Afrique: La population urbaine va doubler d’ici 2030

De 2000 à 2030 la population urbaine de l’Afrique sera passée de 294 millions à 742 millions, a indiqué le nouveau rapport du Fonds des Nations Unies pour la population (UNFPA), publié le 27 juin.

« En 2008, pour la première fois dans l’histoire du monde, plus de la moitié de la population du globe, soit 3,3 milliards d’habitants, vivra en milieu urbain », a révélé Monique Rakotomalala, représentante de l’UNFPA en Ethiopie, à l’occasion de la publication à Addis-Abeba du Rapport sur l’état de la population mondiale 2007. « D’ici 2030, ce chiffre devrait avoisiner les cinq milliards ».

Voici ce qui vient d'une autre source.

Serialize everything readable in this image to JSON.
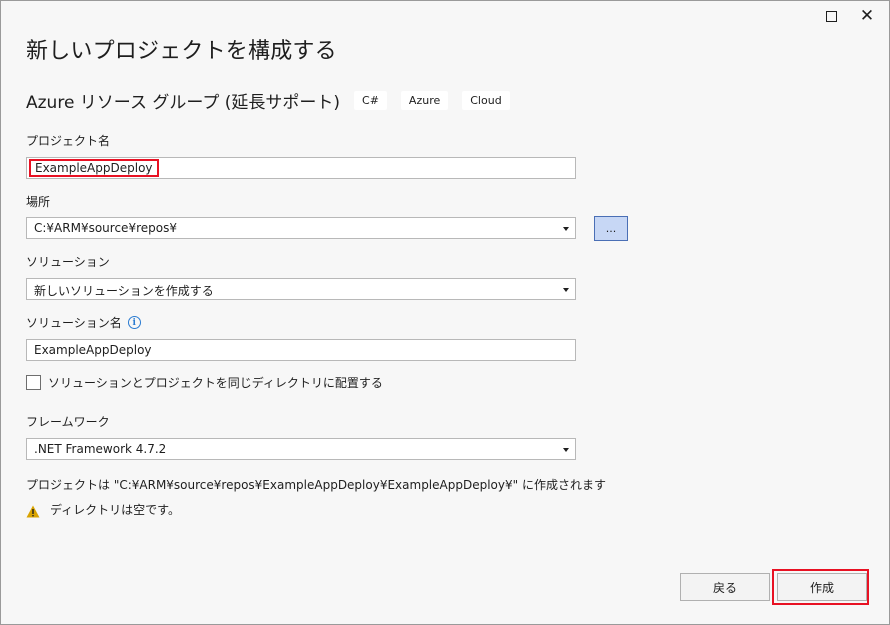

Selon le rapport, 80 pour cent de la population mondiale vivra dans les pays en voie de développement en 2030. « Si les décideurs pouvaient endiguer la vitesse de croissance de la population, ils disposeraient de plus de temps à résoudre les problèmes actuels et se seraient mieux armés pour faire face aux futures augmentations de la population urbaine », a indiqué Mme Rakotomalala. « La solution consiste donc à freiner le taux de croissance naturelle de la population en améliorant les conditions sociales des pauvres et en renforçant les droits des femmes ».

Selon Tewodros Tigabu, chargé de programme à UN HABITAT en Ethiopie, l’Ethiopie, l’un des pays d’Afrique subsaharienne les moins urbanisés, faisait partie des nations ayant eu le taux d’urbanisation le plus élevé, avec une croissance annuelle de 4,3 pour cent.

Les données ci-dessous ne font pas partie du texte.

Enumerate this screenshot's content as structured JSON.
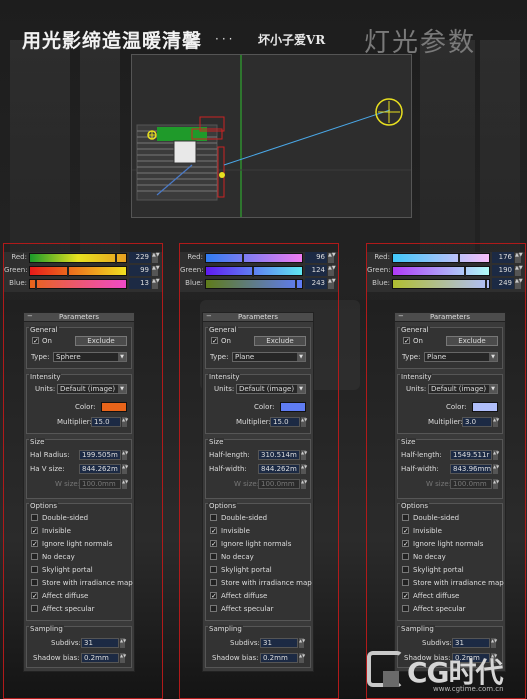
{
  "header": {
    "title": "用光影缔造温暖清馨",
    "dots": "···",
    "author": "坏小子爱VR",
    "section_title": "灯光参数"
  },
  "columns": [
    {
      "rgb": {
        "red_label": "Red:",
        "green_label": "Green:",
        "blue_label": "Blue:",
        "red": "229",
        "green": "99",
        "blue": "13",
        "red_marker": 0.9,
        "green_marker": 0.39,
        "blue_marker": 0.05
      },
      "params": {
        "rollout": "Parameters",
        "general": "General",
        "on_label": "On",
        "exclude": "Exclude",
        "type_label": "Type:",
        "type_value": "Sphere",
        "intensity": "Intensity",
        "units_label": "Units:",
        "units_value": "Default (image)",
        "color_label": "Color:",
        "color": "#e8641a",
        "multiplier_label": "Multiplier:",
        "multiplier": "15.0",
        "size": "Size",
        "size1_label": "Hal Radius:",
        "size1": "199.505m",
        "size2_label": "Ha V size:",
        "size2": "844.262m",
        "size3_label": "W size:",
        "size3": "100.0mm",
        "options": "Options",
        "opt_double": "Double-sided",
        "opt_invisible": "Invisible",
        "opt_ignore": "Ignore light normals",
        "opt_nodecay": "No decay",
        "opt_skylight": "Skylight portal",
        "opt_store": "Store with irradiance map",
        "opt_diffuse": "Affect diffuse",
        "opt_specular": "Affect specular",
        "sampling": "Sampling",
        "subdivs_label": "Subdivs:",
        "subdivs": "31",
        "shadow_label": "Shadow bias:",
        "shadow": "0.2mm"
      }
    },
    {
      "rgb": {
        "red_label": "Red:",
        "green_label": "Green:",
        "blue_label": "Blue:",
        "red": "96",
        "green": "124",
        "blue": "243",
        "red_marker": 0.38,
        "green_marker": 0.49,
        "blue_marker": 0.95
      },
      "params": {
        "rollout": "Parameters",
        "general": "General",
        "on_label": "On",
        "exclude": "Exclude",
        "type_label": "Type:",
        "type_value": "Plane",
        "intensity": "Intensity",
        "units_label": "Units:",
        "units_value": "Default (image)",
        "color_label": "Color:",
        "color": "#5f7cf2",
        "multiplier_label": "Multiplier:",
        "multiplier": "15.0",
        "size": "Size",
        "size1_label": "Half-length:",
        "size1": "310.514m",
        "size2_label": "Half-width:",
        "size2": "844.262m",
        "size3_label": "W size:",
        "size3": "100.0mm",
        "options": "Options",
        "opt_double": "Double-sided",
        "opt_invisible": "Invisible",
        "opt_ignore": "Ignore light normals",
        "opt_nodecay": "No decay",
        "opt_skylight": "Skylight portal",
        "opt_store": "Store with irradiance map",
        "opt_diffuse": "Affect diffuse",
        "opt_specular": "Affect specular",
        "sampling": "Sampling",
        "subdivs_label": "Subdivs:",
        "subdivs": "31",
        "shadow_label": "Shadow bias:",
        "shadow": "0.2mm"
      }
    },
    {
      "rgb": {
        "red_label": "Red:",
        "green_label": "Green:",
        "blue_label": "Blue:",
        "red": "176",
        "green": "190",
        "blue": "249",
        "red_marker": 0.69,
        "green_marker": 0.75,
        "blue_marker": 0.98
      },
      "params": {
        "rollout": "Parameters",
        "general": "General",
        "on_label": "On",
        "exclude": "Exclude",
        "type_label": "Type:",
        "type_value": "Plane",
        "intensity": "Intensity",
        "units_label": "Units:",
        "units_value": "Default (image)",
        "color_label": "Color:",
        "color": "#b0befa",
        "multiplier_label": "Multiplier:",
        "multiplier": "3.0",
        "size": "Size",
        "size1_label": "Half-length:",
        "size1": "1549.511r",
        "size2_label": "Half-width:",
        "size2": "843.96mm",
        "size3_label": "W size:",
        "size3": "100.0mm",
        "options": "Options",
        "opt_double": "Double-sided",
        "opt_invisible": "Invisible",
        "opt_ignore": "Ignore light normals",
        "opt_nodecay": "No decay",
        "opt_skylight": "Skylight portal",
        "opt_store": "Store with irradiance map",
        "opt_diffuse": "Affect diffuse",
        "opt_specular": "Affect specular",
        "sampling": "Sampling",
        "subdivs_label": "Subdivs:",
        "subdivs": "31",
        "shadow_label": "Shadow bias:",
        "shadow": "0.2mm"
      }
    }
  ],
  "watermark": {
    "brand": "CG时代",
    "url": "www.cgtime.com.cn"
  },
  "gradients": {
    "col1_red": "linear-gradient(90deg,#1a9a2a,#e8e220,#e8a020)",
    "col1_green": "linear-gradient(90deg,#e81a1a,#f0e020)",
    "col1_blue": "linear-gradient(90deg,#e8641a,#f04ac8)",
    "col2_red": "linear-gradient(90deg,#2f7cf2,#f07cf2)",
    "col2_green": "linear-gradient(90deg,#5f1af2,#5fe8f2)",
    "col2_blue": "linear-gradient(90deg,#5f7c1a,#5f7cf8)",
    "col3_red": "linear-gradient(90deg,#40c8fa,#f8befa)",
    "col3_green": "linear-gradient(90deg,#b03af8,#b0fef8)",
    "col3_blue": "linear-gradient(90deg,#b0be30,#b0befa)"
  }
}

« D’ici 2020, le taux d’urbanisation atteindra les 25 pour cent, ce qui signifie qu’un Ethiopien sur quatre vivra en milieu urbain », a-t-il expliqué. En Ethiopie, l’UNFPA a indiqué que la croissance urbaine n’est pas due principalement à l’augmentation naturelle de la population, mais à la migration.

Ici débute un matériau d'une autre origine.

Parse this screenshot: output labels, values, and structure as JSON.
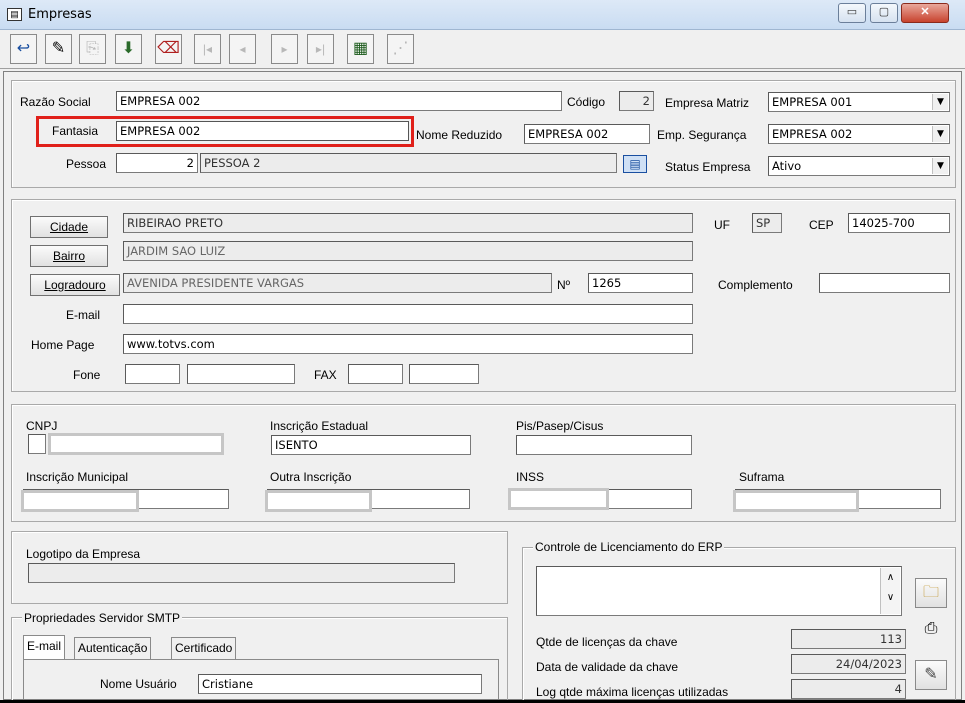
{
  "window": {
    "title": "Empresas",
    "minimize": "▭",
    "maximize": "▢",
    "close": "✕"
  },
  "toolbar": {
    "buttons": [
      {
        "name": "exit",
        "glyph": "↩"
      },
      {
        "name": "edit",
        "glyph": "✎"
      },
      {
        "name": "clone",
        "glyph": "⎘"
      },
      {
        "name": "save",
        "glyph": "⬇"
      },
      {
        "name": "delete",
        "glyph": "⌫"
      },
      {
        "name": "first",
        "glyph": "|◂"
      },
      {
        "name": "prev",
        "glyph": "◂"
      },
      {
        "name": "next",
        "glyph": "▸"
      },
      {
        "name": "last",
        "glyph": "▸|"
      },
      {
        "name": "grid",
        "glyph": "▦"
      },
      {
        "name": "filter",
        "glyph": "⋰"
      }
    ]
  },
  "company": {
    "razao_social_label": "Razão Social",
    "razao_social_value": "EMPRESA 002",
    "codigo_label": "Código",
    "codigo_value": "2",
    "empresa_matriz_label": "Empresa Matriz",
    "empresa_matriz_value": "EMPRESA 001",
    "fantasia_label": "Fantasia",
    "fantasia_value": "EMPRESA 002",
    "nome_reduzido_label": "Nome Reduzido",
    "nome_reduzido_value": "EMPRESA 002",
    "emp_seguranca_label": "Emp. Segurança",
    "emp_seguranca_value": "EMPRESA 002",
    "pessoa_label": "Pessoa",
    "pessoa_code": "2",
    "pessoa_name": "PESSOA 2",
    "status_label": "Status Empresa",
    "status_value": "Ativo",
    "highlight_color": "#e0201a"
  },
  "address": {
    "cidade_button": "Cidade",
    "cidade_value": "RIBEIRAO PRETO",
    "uf_label": "UF",
    "uf_value": "SP",
    "cep_label": "CEP",
    "cep_value": "14025-700",
    "bairro_button": "Bairro",
    "bairro_value": "JARDIM SAO LUIZ",
    "logradouro_button": "Logradouro",
    "logradouro_value": "AVENIDA PRESIDENTE VARGAS",
    "numero_label": "Nº",
    "numero_value": "1265",
    "complemento_label": "Complemento",
    "complemento_value": "",
    "email_label": "E-mail",
    "email_value": "",
    "homepage_label": "Home Page",
    "homepage_value": "www.totvs.com",
    "fone_label": "Fone",
    "fax_label": "FAX"
  },
  "fiscal": {
    "cnpj_label": "CNPJ",
    "ie_label": "Inscrição Estadual",
    "ie_value": "ISENTO",
    "pis_label": "Pis/Pasep/Cisus",
    "im_label": "Inscrição Municipal",
    "outra_label": "Outra Inscrição",
    "inss_label": "INSS",
    "suframa_label": "Suframa"
  },
  "logo": {
    "label": "Logotipo da Empresa"
  },
  "smtp": {
    "legend": "Propriedades Servidor SMTP",
    "tabs": [
      "E-mail",
      "Autenticação",
      "Certificado"
    ],
    "usuario_label": "Nome Usuário",
    "usuario_value": "Cristiane"
  },
  "license": {
    "legend": "Controle de Licenciamento do ERP",
    "qtde_label": "Qtde de licenças da chave",
    "qtde_value": "113",
    "validade_label": "Data de validade da chave",
    "validade_value": "24/04/2023",
    "log_label": "Log qtde máxima licenças utilizadas",
    "log_value": "4"
  }
}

« C’est un sujet de préoccupation, en particulier pour le segment le plus vulnérable de la population que représentent les filles et les adolescents qui migrent massivement vers les centres urbains du pays pour échapper aux mariages précoces et rechercher un emploi », a dit M. Rakotomalala.

Le thème du rapport de cette année est ‘Libérer le potentiel de la croissance urbaine’. « L’urbanisation, avec son impact sur l’augmentation de la population mondiale, est inévitable, mais peut aussi avoir un aspect positif », a ajouté Mme Rakotomalala. « Dans le monde moderne où nous vivons, aucun pays ne peut connaître une croissance économique sans développement de l’urbanisation ».

Toutefois, cette urbanisation dans les villes ne va pas sans les autres conséquences immédiates que sont les problèmes de pauvreté, de logement, d’environnement et de gestion. « Il n’est pas rare de voir dans certaines villes d’Afrique subsaharienne, 250 foyers se partager trois toilettes et une douche », a noté le rapport. « De telles conditions de vie ne font qu’accroître le stress des habitants, surtout chez les femmes qui sont aussi plus exposées aux violences basées sur le genre ».

Pauvreté

Le rapport a également révélé qu’en Angola, Tchad, Madagascar, Malawi, Mozambique, Niger, Sierra Leone et Zambie, plus de la moitié de la population urbaine vivait en dessous du seuil de pauvreté.

D’après M. Tewodros, en Ethiopie, la pauvreté en milieu urbain s’est développée plus rapidement que dans les zones rurales. Si l’incidence de la pauvreté en milieu rural est passée de 47 pour cent entre 1995 et 1999 à 45 pour cent entre 1999 et 2000, elle augmenté de 33,3 pour cent à 37 pour cent dans les zones urbaines, pendant la même période. En outre, a-t-il ajouté, 40 pour cent de la population urbaine vit dans des conditions d’extrême pauvreté.

Toujours selon le rapport de l’UNFPA, la population des bidonvilles en Afrique subsaharienne a pratiquement doublé en 15 ans et atteignait les 200 millions en 2005. « En Afrique subsaharienne, l’urbanisation rime presque souvent avec développement des ghettos ; 72 pour cent de la population urbaine de la région vit dans des bidonvilles, contre 56 pour cent en Asie du sud », a noté le rapport.

Près d’un milliard de personnes dans le monde vivent dans des bidonvilles, 90 pour cent de cette population étant concentrée dans les pays en voie de développement. En Ethiopie, la plupart des citadins vivent dans des ghettos.